Der Insolvenzverwalter ist kein Bestatter

| Der Haushaltsdiscounter Mäc-Geiz gehörte zu den jüngsten Fällen von Rechtsanwalt Lucas F. Flöther aus Halle. Wie so oft, wenn ein Unternehmen in Mitteldeutschland Insolvenz beantragt, ging bei ihm der Anruf vom zuständigen Amtsgericht ein. «Dann ist Eile geboten», sagt der 36-Jährige. «Denn mein oberstes Ziel bei einem Insolvenzverfahren ist immer die Rettung des Unternehmens.» Dies gelang ihm auch bei Mäc-Geiz. Die Firma mit bundesweit 184 Filialen wurde von der österreichischen MTH Handelsholding übernommen. Alle 1700 Arbeitsplätze blieben erhalten.
Zu den Firmen, die der Fachanwalt aus der Insolvenz führte, gehören auch der Autozulieferer WMS Flocktechnik Wolmirstedt (Börde), der größte Obstanbauer Sachsen-Anhalts am Süßen See in Eisleben, die Schiffsbau- und Entwicklungsgesellschaft Tangermünde, die zwei Binnenwerften betreibt, die Metallveredlung Wernigerode und die Leipziger Löwenbäckerei.
Bundesweit bekannt wurde Flöther, dessen Kanzlei Standorte unter anderem in Leipzig, Halle und Magdeburg unterhält, als ihm 2006 das Verfahren für die Leipziger Wohnungsbaugesellschaft West übertragen wurde.

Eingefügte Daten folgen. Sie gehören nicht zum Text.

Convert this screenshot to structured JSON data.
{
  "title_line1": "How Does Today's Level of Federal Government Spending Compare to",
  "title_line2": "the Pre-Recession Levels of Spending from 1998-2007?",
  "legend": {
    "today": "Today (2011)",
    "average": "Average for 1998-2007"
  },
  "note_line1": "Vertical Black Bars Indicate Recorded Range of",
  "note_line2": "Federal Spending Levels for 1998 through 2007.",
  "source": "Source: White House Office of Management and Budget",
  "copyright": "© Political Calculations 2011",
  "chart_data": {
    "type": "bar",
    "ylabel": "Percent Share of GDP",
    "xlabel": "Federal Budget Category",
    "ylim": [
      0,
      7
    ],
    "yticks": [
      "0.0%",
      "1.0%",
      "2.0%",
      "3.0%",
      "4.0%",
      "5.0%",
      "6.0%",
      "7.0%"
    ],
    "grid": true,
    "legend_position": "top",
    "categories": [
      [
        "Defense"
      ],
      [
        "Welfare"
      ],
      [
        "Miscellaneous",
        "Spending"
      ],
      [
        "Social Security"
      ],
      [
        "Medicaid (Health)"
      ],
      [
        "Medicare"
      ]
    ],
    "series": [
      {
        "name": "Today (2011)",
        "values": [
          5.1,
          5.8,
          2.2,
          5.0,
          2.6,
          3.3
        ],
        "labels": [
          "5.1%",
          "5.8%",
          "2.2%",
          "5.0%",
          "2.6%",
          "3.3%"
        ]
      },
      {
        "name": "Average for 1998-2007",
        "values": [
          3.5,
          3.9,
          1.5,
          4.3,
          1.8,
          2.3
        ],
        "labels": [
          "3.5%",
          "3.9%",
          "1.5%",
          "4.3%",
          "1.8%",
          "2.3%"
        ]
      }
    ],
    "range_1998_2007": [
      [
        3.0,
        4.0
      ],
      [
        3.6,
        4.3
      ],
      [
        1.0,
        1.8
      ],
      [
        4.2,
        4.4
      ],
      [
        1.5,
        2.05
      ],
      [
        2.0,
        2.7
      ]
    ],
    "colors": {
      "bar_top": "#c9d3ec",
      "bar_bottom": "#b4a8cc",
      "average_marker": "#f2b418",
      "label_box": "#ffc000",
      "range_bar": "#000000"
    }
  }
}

Es war einer der größten Anlegerskandale in Deutschland, bei dem mehr als 38 000 Anleger um mehrere hundert Millionen Euro geprellt wurden. «Binnen 14 Tagen mussten alle Gläubiger informiert und aufgefordert werden, ihre Ansprüche anzumelden», erinnert sich der Anwalt. Zunächst konnte er den Anlegern nahezu keine Aussichten auf Rückerstattung von Geld machen, doch mittlerweile könnten es etwa zehn Prozent werden.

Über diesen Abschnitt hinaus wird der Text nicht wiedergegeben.